"... Il est monté aux cieux d'où il viendra juger les vivants et les morts."
Le jugement du monde par Dieu est aussi une donnée essentielle de l'eschatologie biblique. Ce qui caractérise l'eschatologie du Nouveau Testament, c'est que ce pouvoir et cette tâche de juger, le Père l'a remis au Fils (Jn 5, 22) :
En effet, il a fixé le jour où il va juger la terre avec justice, par un homme qu’il a établi pour cela, quand il l’a accrédité auprès de tous en le ressuscitant d’entre les morts. (Ac 17, 31)
Le jugement est intimement lié à la résurrection1.
Du point de vue de la communauté (jugement général) il se présente comme un tri : parabole de l'ivraie (Mt 13, 24-30.36-43), parabole du filet (Mt 13, 46-50).
Mais ce jugement est souvent présenté, non comme un événement futur, mais bien comme actuel, comme s'exerçant dans le monde :
Je suis venu en ce monde pour rendre un jugement : que ceux qui ne voient pas puissent voir, et que ceux qui voient deviennent aveugles. (Jn 9, 39)
Et le Jugement, le voici : la lumière est venue dans le monde, et les hommes ont préféré les ténèbres à la lumière, parce que leurs œuvres étaient mauvaises. (Jn 3, 19)
Jugement semble-t-il tout intérieur. Cette conception est plus particulièrement joannique, ce qui a fait dire à Loisy que le quatrième évangile substitue la mystique à l'eschatologie. On trouve pourtant dans saint Jean les éléments caractéristiques de l'eschatologie traditionnelle : la tribulation annonciatrice des temps messianiques, le dernier jour, la venue de Jésus2.Le jugement n'est pas pour lui quelque chose d'immanent seulement, mais un événement extérieur :
Maintenant a lieu le jugement de ce monde ; maintenant le prince de ce monde va être jeté dehors. (Jn 12, 31)
Voici comment l’amour atteint, chez nous, sa perfection : avoir de l’assurance au jour du jugement ; comme Jésus, en effet, nous ne manquons pas d’assurance en ce monde. (1 Jn 4, 17)
D'autre part, , cette conception d'un jugement immanent se trouve aussi , quoique moins marquée, en saint Paul :
Celui qui mange et qui boit mange et boit son propre jugement s’il ne discerne pas le corps du Seigneur. C’est pour cela qu’il y a chez vous beaucoup de malades et d’infirmes et qu’un certain nombre sont endormis dans la mort. (1 Co 11, 29-30)

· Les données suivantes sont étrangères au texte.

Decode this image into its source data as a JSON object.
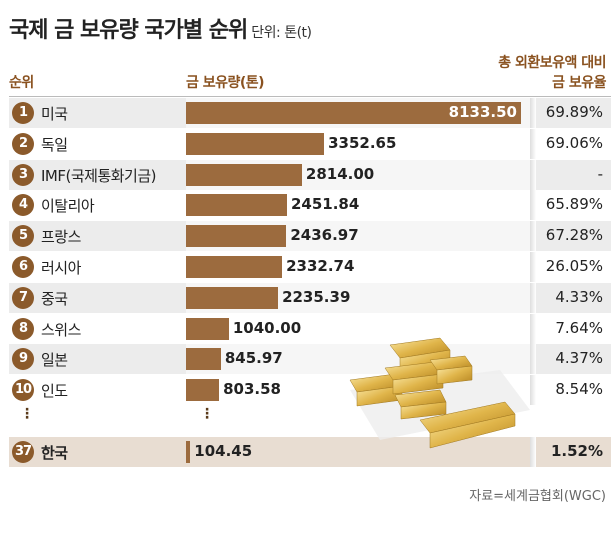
{
  "title": "국제 금 보유량 국가별 순위",
  "unit": "단위: 톤(t)",
  "headers": {
    "rank": "순위",
    "holdings": "금 보유량(톤)",
    "ratio_line1": "총 외환보유액 대비",
    "ratio_line2": "금 보유율"
  },
  "source": "자료=세계금협회(WGC)",
  "ellipsis": "⋮",
  "colors": {
    "bar": "#9c6b3e",
    "badge": "#8b5a2b",
    "header": "#8a5220",
    "highlight": "#e8ddd2"
  },
  "chart_data": {
    "type": "bar",
    "title": "국제 금 보유량 국가별 순위",
    "orientation": "horizontal",
    "xlim": [
      0,
      8133.5
    ],
    "rows": [
      {
        "rank": "1",
        "country": "미국",
        "value": "8133.50",
        "ratio": "69.89%"
      },
      {
        "rank": "2",
        "country": "독일",
        "value": "3352.65",
        "ratio": "69.06%"
      },
      {
        "rank": "3",
        "country": "IMF(국제통화기금)",
        "value": "2814.00",
        "ratio": "-"
      },
      {
        "rank": "4",
        "country": "이탈리아",
        "value": "2451.84",
        "ratio": "65.89%"
      },
      {
        "rank": "5",
        "country": "프랑스",
        "value": "2436.97",
        "ratio": "67.28%"
      },
      {
        "rank": "6",
        "country": "러시아",
        "value": "2332.74",
        "ratio": "26.05%"
      },
      {
        "rank": "7",
        "country": "중국",
        "value": "2235.39",
        "ratio": "4.33%"
      },
      {
        "rank": "8",
        "country": "스위스",
        "value": "1040.00",
        "ratio": "7.64%"
      },
      {
        "rank": "9",
        "country": "일본",
        "value": "845.97",
        "ratio": "4.37%"
      },
      {
        "rank": "10",
        "country": "인도",
        "value": "803.58",
        "ratio": "8.54%"
      }
    ],
    "highlight": {
      "rank": "37",
      "country": "한국",
      "value": "104.45",
      "ratio": "1.52%"
    }
  }
}
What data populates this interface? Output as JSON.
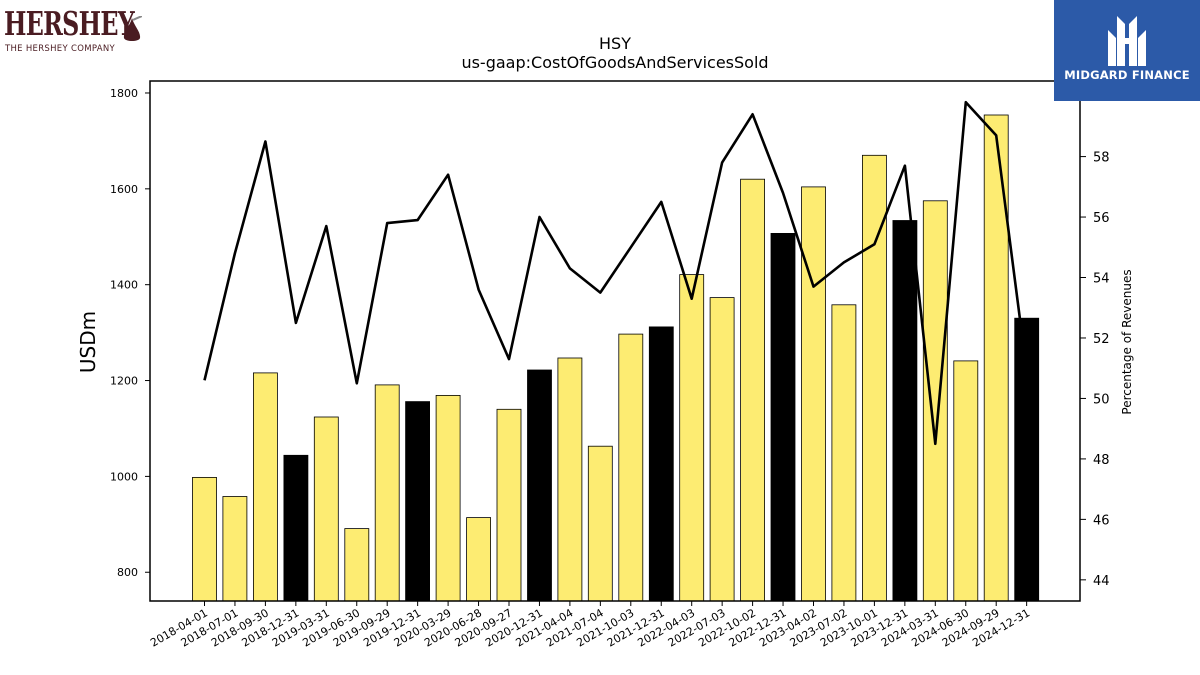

Quant à l’hérétique, après un premier et un second avertissement, écarte-le, sachant qu’un tel homme est perverti et pécheur : il se condamne lui-même. (Tt 3, 10-11)
C’est pourquoi Dieu leur envoie une force d’égarement qui les fait croire au mensonge ; ainsi seront jugés tous ceux qui n’ont pas cru à la vérité, mais qui se sont complus dans le mal. (2 Th 2, 11-12)
De même l'épitre aux Hébreux :
Elle est vivante, la parole de Dieu, énergique et plus coupante qu’une épée à deux tranchants ... elle juge des intentions et des pensées du cœur. (He 4, 12)
Il y a donc une sorte d'antinomie : d'un côté le jugement est présenté comme un événement futur, lié à la "Parousie" du Seigneur ; d'un autre côté il est donné comme une réalité présente et intérieure (même s'il se traduit par des châtiments extérieurs) liée à la seule présence du Seigneur dans le monde de l'incarnation.
La synthèse se trouve facilement dans la continuité entre les deux avènements du Seigneur. La parousie sera la manifestation éclatante de tout ce que le Seigneur a opéré par sa seule présence (cachée) et par son oeuvre rédemptrice. Le jugement universel, bien qu'il soit présenté souvent dans l'Écriture sous la forme d'une immense convocation au tribunal du Christ, avec un appareil judiciaire grandiose et une sentence publique, selon le genre littéraire bien connu des apocalypses, sera lui aussi intérieur : la seule présence du Christ glorieux au milieu des hommes ressuscités opérera la division entre les élus et les réprouvés, par l'évidence manifestée de la justice des uns, de l'indignité des autres.
1. Jn 5, 27-29.
2. Jn 6, 39, 40, 54 ; 11, 24 ; 16, 21-22.